Part of Tonya’s job was to make sure they didn’t find out, one of the many reasons her negotiations with Keaton were so stressful.
Tonya heard something crash and break on the other end of the line. “Fucking first Focuses,” Keaton said, referring to the cadre of Focuses who’d arranged the breakout from Quarantine and who were still very important. At least Keaton knew the politics involved. “Is it because those shit-faced whores are afraid of exposure, because they’re afraid you’ll get to much fucking political power, or have they just lost their goddamned minds?” About the only time Keaton didn’t sprinkle her language with obscenities was when she was about to do serious physical harm to a person or needed something badly.
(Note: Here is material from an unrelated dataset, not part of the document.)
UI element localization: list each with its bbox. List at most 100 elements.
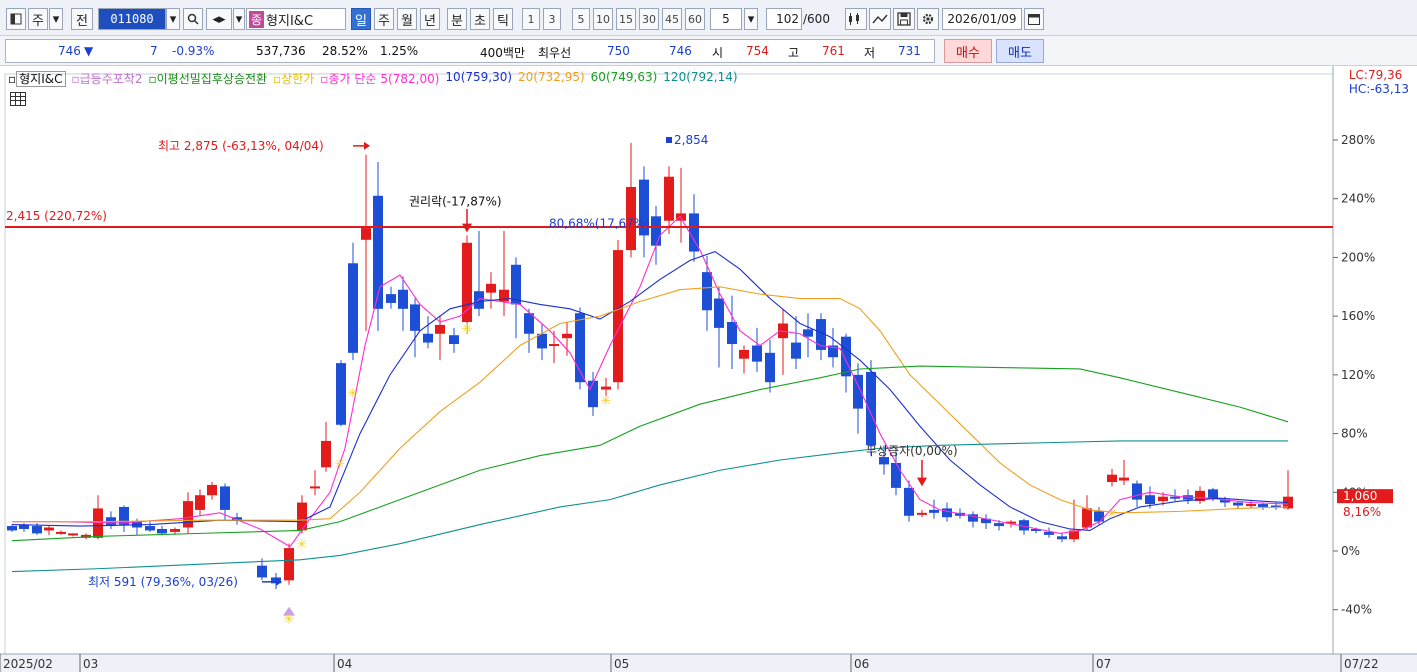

Or when she fell into a psychotic rage, in which case she rarely said a thing as she ripped people apart.
“They’re spooked by the new Arm’s attempted escape and the deaths of those two State Troopers,” Tonya said. “What Suzie said was that this Arm is too dangerous to take a chance on.” Focus Suzie Schrum, the eighth Focus to transform in the United States, ‘retired’ from ‘public’ Focus politics three years ago but served as Tonya’s political boss. Tonya often felt she was little more than Suzie’s mouthpiece. Only about a quarter of the time, though, as Suzie didn’t care about most issues, which made Tonya’s political post bearable. It didn’t help that Tonya’s other major backer, Shirley Patterson, was the leader of the first Focuses. Shirley’s patronage made Tonya’s dealings with the rest of the first Focuses politically tricky.
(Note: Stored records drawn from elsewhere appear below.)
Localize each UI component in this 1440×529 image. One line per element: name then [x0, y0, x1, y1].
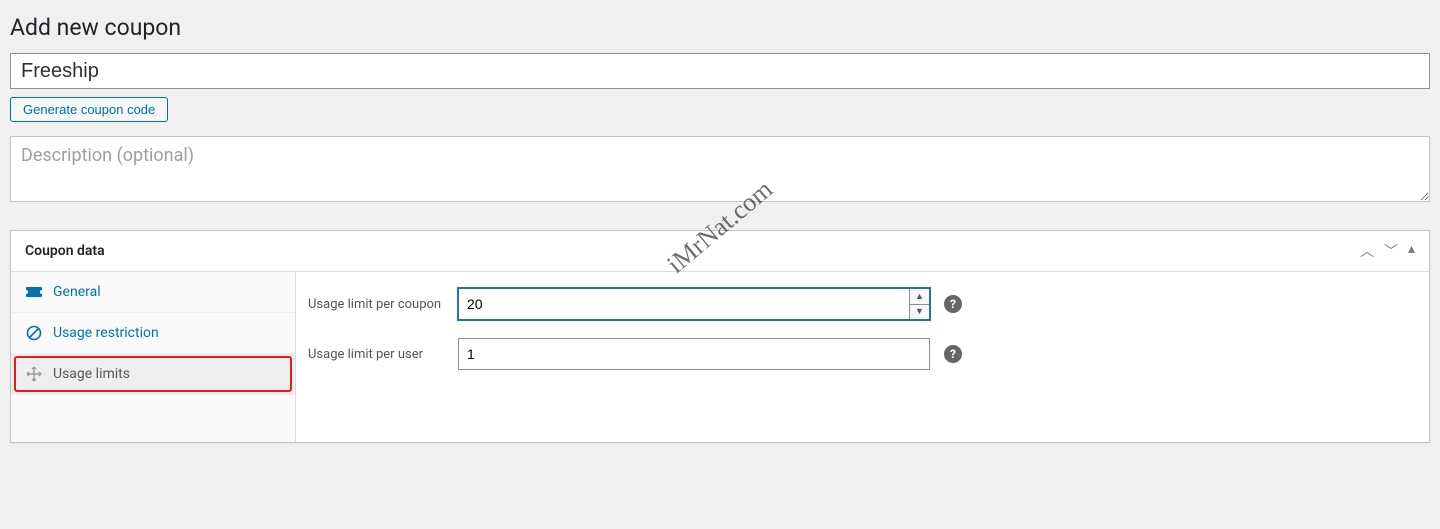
number-spinner[interactable]: ▲ ▼ — [909, 289, 929, 319]
panel-header: Coupon data ︿ ﹀ ▴ — [11, 231, 1429, 272]
help-icon[interactable]: ? — [944, 345, 962, 363]
panel-title: Coupon data — [25, 243, 1360, 259]
ticket-icon — [25, 286, 43, 298]
coupon-code-input[interactable] — [10, 53, 1430, 89]
description-textarea[interactable] — [10, 136, 1430, 202]
coupon-tabs: General Usage restriction Usage limits — [11, 272, 296, 442]
ban-icon — [25, 325, 43, 341]
usage-per-user-input[interactable] — [458, 338, 930, 370]
tab-label: Usage restriction — [53, 325, 159, 341]
step-down-icon[interactable]: ▼ — [910, 305, 929, 320]
usage-limits-panel: Usage limit per coupon ▲ ▼ ? Usage limit… — [296, 272, 1429, 442]
tab-usage-limits[interactable]: Usage limits — [11, 354, 295, 395]
tab-usage-restriction[interactable]: Usage restriction — [11, 313, 295, 354]
move-down-icon[interactable]: ﹀ — [1384, 241, 1398, 261]
generate-code-button[interactable]: Generate coupon code — [10, 97, 168, 122]
tab-label: General — [53, 284, 101, 300]
help-icon[interactable]: ? — [944, 295, 962, 313]
coupon-data-panel: Coupon data ︿ ﹀ ▴ General Us — [10, 230, 1430, 443]
tab-general[interactable]: General — [11, 272, 295, 313]
toggle-panel-icon[interactable]: ▴ — [1408, 241, 1415, 261]
move-up-icon[interactable]: ︿ — [1360, 241, 1374, 261]
move-icon — [25, 366, 43, 382]
usage-per-coupon-input[interactable] — [458, 288, 930, 320]
step-up-icon[interactable]: ▲ — [910, 289, 929, 305]
usage-per-coupon-label: Usage limit per coupon — [308, 297, 458, 312]
page-title: Add new coupon — [10, 10, 1430, 53]
usage-per-user-label: Usage limit per user — [308, 347, 458, 362]
tab-label: Usage limits — [53, 366, 130, 382]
“Suzie’s a fucking loon,” Keaton said. Tonya didn’t argue. “Hancock panicked and the idiot Troopers shot each other. The fact that some cops died and Hancock’s still walking is a plus in my book. On the other hand, the scene around the St. Louis Detention Center is hot, crawling with State Police. Some fucking turd-town Mayor’s raised hell or something.”
“Too high profile for you?”
“Look bitch, face facts. That’s my face on the damned wanted posters in all the goddamned Post Offices, not yours. I’ve got my own problems to deal with, and I can’t just waltz in and start training some motherfucking baby Arm without attracting the wrong sort of attention.”
Tonya wiped her face with a handkerchief and took a deep breath to steady herself. “Be patient. You know how this will play out. The locals will quiet down once the FBI takes over security and I’ve already made sure that it’s our FBI people.”
“You got Bates?”
“Bates got me.”
“You got Focus Adkins?”
First Focus Wini Adkins indirectly ran the Midwest Region and thought of the St. Louis Detention Center as hers. She had been Tonya’s Focus mentor early on; they were still friends. Wini had hired Keaton, through Tonya, several times. “No. She doesn’t want to get involved.”
“Figures. You got Zielinski?”
“He got himself.” That damned doctor – Secret Agent Zielinski, her pet name for him – had already been in St. Louis when she
had found out about the new Arm. He was nearly as annoying to work with as Keaton.